Eng bebautes Gebiet ideal für Fernwärme
Dabei wäre, so Peter Kloo, ein eng bebautes Gebiet wie Kolbermoor eigentlich geradezu ideal, um mit Fernwärme bestückt zu werden. Aber, so fügt er hinzu, „es muss sich am Ende auch für alle Beteiligten rechnen – für den Anbieter genauso wie für die Endkunden.“ Und damit das gewährleistet werden kann, ist man beim Ausbau der Fernwärme auf sogenannte „Schlüsselkunden“ angewiesen: Das könnten Neubaugebiete sein, aber auch Einzelabnehmer, die alleine schon so viel Wärme benötigen, dass eine Netzerweiterung nur für sie bereits in die Nähe der Rentabilität kommt. Dann kann auch allen Anliegern, die sich darum herum befinden, ein Anschluss ans Netz zu attraktiven Konditionen angeboten werden.
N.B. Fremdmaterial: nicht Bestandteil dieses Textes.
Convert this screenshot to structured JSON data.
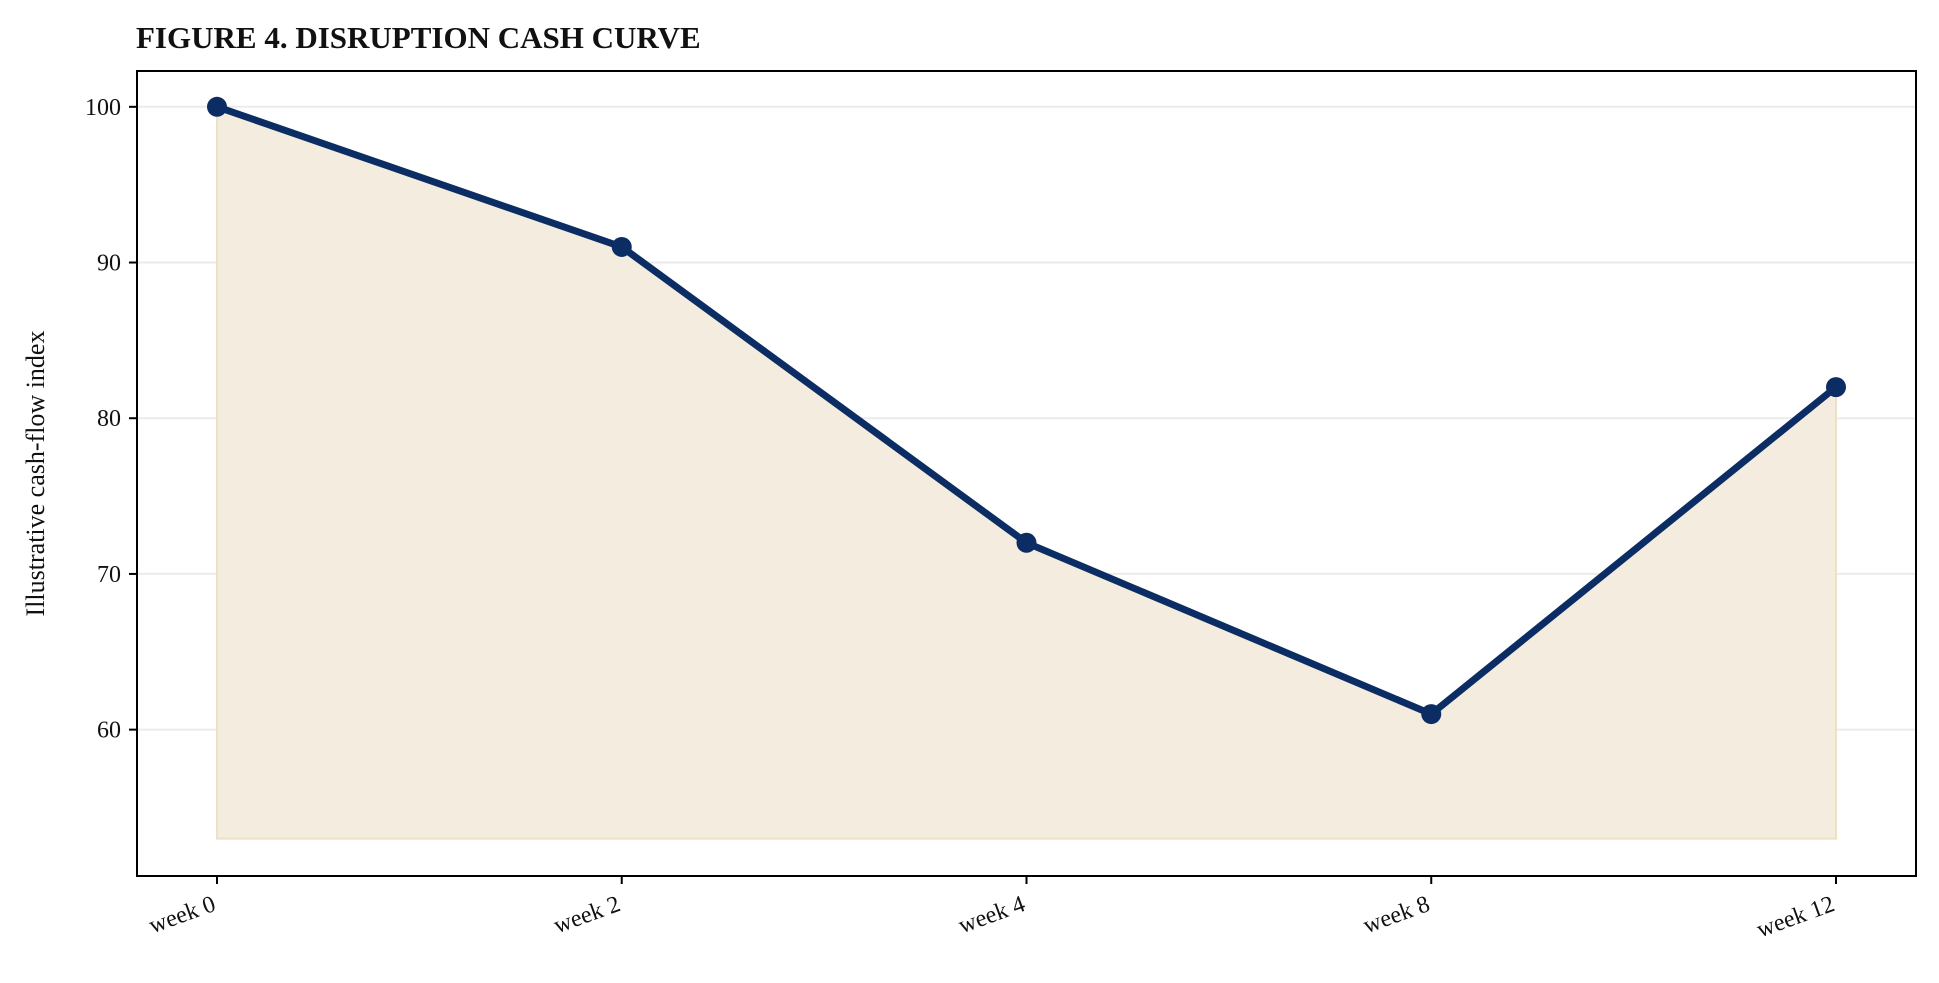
{
  "chart_data": {
    "type": "area",
    "title": "FIGURE 4. DISRUPTION CASH CURVE",
    "xlabel": "",
    "ylabel": "Illustrative cash-flow index",
    "categories": [
      "week 0",
      "week 2",
      "week 4",
      "week 8",
      "week 12"
    ],
    "series": [
      {
        "values": [
          100,
          91,
          72,
          61,
          82
        ]
      }
    ],
    "fill_baseline": 53,
    "ylim": [
      50.6,
      102.3
    ],
    "yticks": [
      60,
      70,
      80,
      90,
      100
    ],
    "grid": "horizontal",
    "legend": "none",
    "colors": {
      "line": "#0b2d64",
      "fill": "#f4ecdf",
      "fill_edge": "#efdfc4",
      "grid": "#ebebeb",
      "axis": "#000000"
    }
  }
}
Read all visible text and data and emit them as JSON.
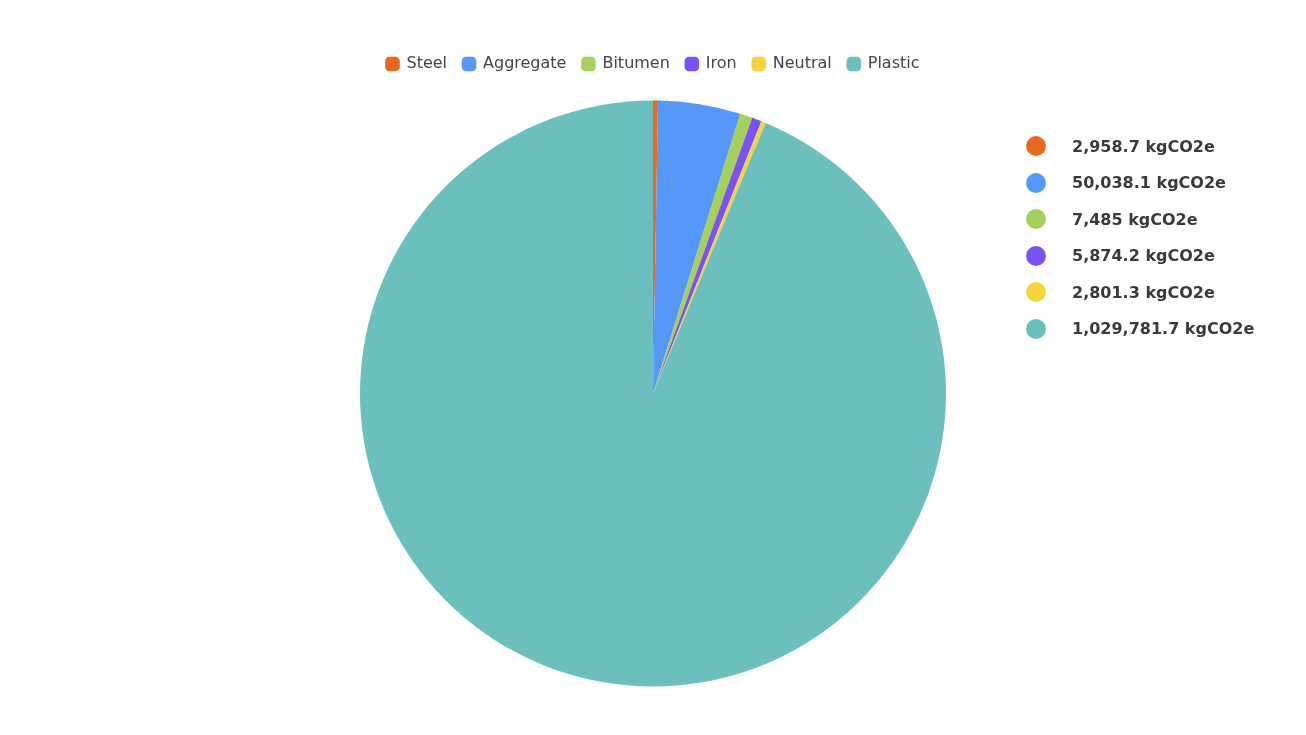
{
  "chart_data": {
    "type": "pie",
    "categories": [
      "Steel",
      "Aggregate",
      "Bitumen",
      "Iron",
      "Neutral",
      "Plastic"
    ],
    "values": [
      0.27,
      4.55,
      0.68,
      0.53,
      0.25,
      93.72
    ],
    "colors": [
      "#e8691e",
      "#5598f7",
      "#a5d05a",
      "#7b52f5",
      "#f5d33a",
      "#6bbfbd"
    ],
    "annotations": [
      "2,958.7 kgCO2e",
      "50,038.1 kgCO2e",
      "7,485 kgCO2e",
      "5,874.2 kgCO2e",
      "2,801.3 kgCO2e",
      "1,029,781.7 kgCO2e"
    ],
    "legend": "top"
  }
}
In Kolbermoor wäre ein solcher zukünftiger Schlüsselabnehmer eventuell die Adolph-Rasp-Schule, wie Bürgermeister Peter Kloo erklärte. Ob dem tatsächlich so ist, wird die Stadt mit der Geschäftsführung der INNergie aber noch ausloten müssen. Auch wenn die Bagger in Sachen eines weiteren Fernwärmeausbaus also noch keineswegs in den Startlöchern stehen – an der Zukunft der Fernwärme wird bereits unablässig gearbeitet. Relativ neu sind zum Beispiel zwei Sattelauflieger, die Wärme transportieren können. Technisch funktionieren diese überdimensionalen Thermosflaschen, wie sie Bürgermeister Kloo nannte, nach dem Prinzip der Taschenwärmer. Sie ermöglichen es, Wärme von dezentralen Erzeugern wie zum Beispiel Biogasanlagen aufzunehmen, zum Blockheizkraftwerk zu transportieren, um die latente Wärme dort dann zur Wassererwärmung im dortigen Speicherturm zu verwenden. Das Ergebnis ist eine Win-Win-Situation für alle. Der Betreiber der Biogasanlage muss überschüssige Wärme nicht unnütz ins Freie abblasen, das Blockheizkraftwerk kann so seinen Gasverbrauch reduzieren: Wenn der Wärmeantransport wunschgemäß läuft, kann das eine Verminderung um 20 Prozent bedeuten, wie Frank Zillmann betonte.
Hohe Kosten für Geothermie-Bohrung
Auf dem Schirm hat man bei der INNergie, bei der die Stadt Mitgesellschafter ist, natürlich auch andere theoretisch mögliche Energiequellen wie etwa die Geothermie. Allerdings stellt sich, wie Bürgermeister Peter Kloo den Exkursionsteilnehmern mitteilen musste, zumindest derzeit auch hier die Frage nach der Wirtschaftlichkeit. Die Kosten einer Bohrung bis in viereinhalb Kilometern Tiefe sind bei etwa 20 bis 25 Millionen Euro anzusiedeln. Geld, das die INNergie am Ende auf die Verbrauchspreise umlegen müsste. Dazu kommt das besondere Risiko, dass mit so einer Bohrung ja nicht garantiert ist, dass heißes Wasser in genügender Menge zur Verfügung gestellt werden kann.
Insgesamt, so fanden die rund 20 Teilnehmer der kleinen Radltour, hat diese „Ortsteilversammlung vor Ort“ den Anspruch des Formates voll erfüllt: Über Entwicklungen der Stadt direkt dort zu informieren, wo sie stattfinden, und damit die Möglichkeit eines fassbaren Eindrucks zu bieten.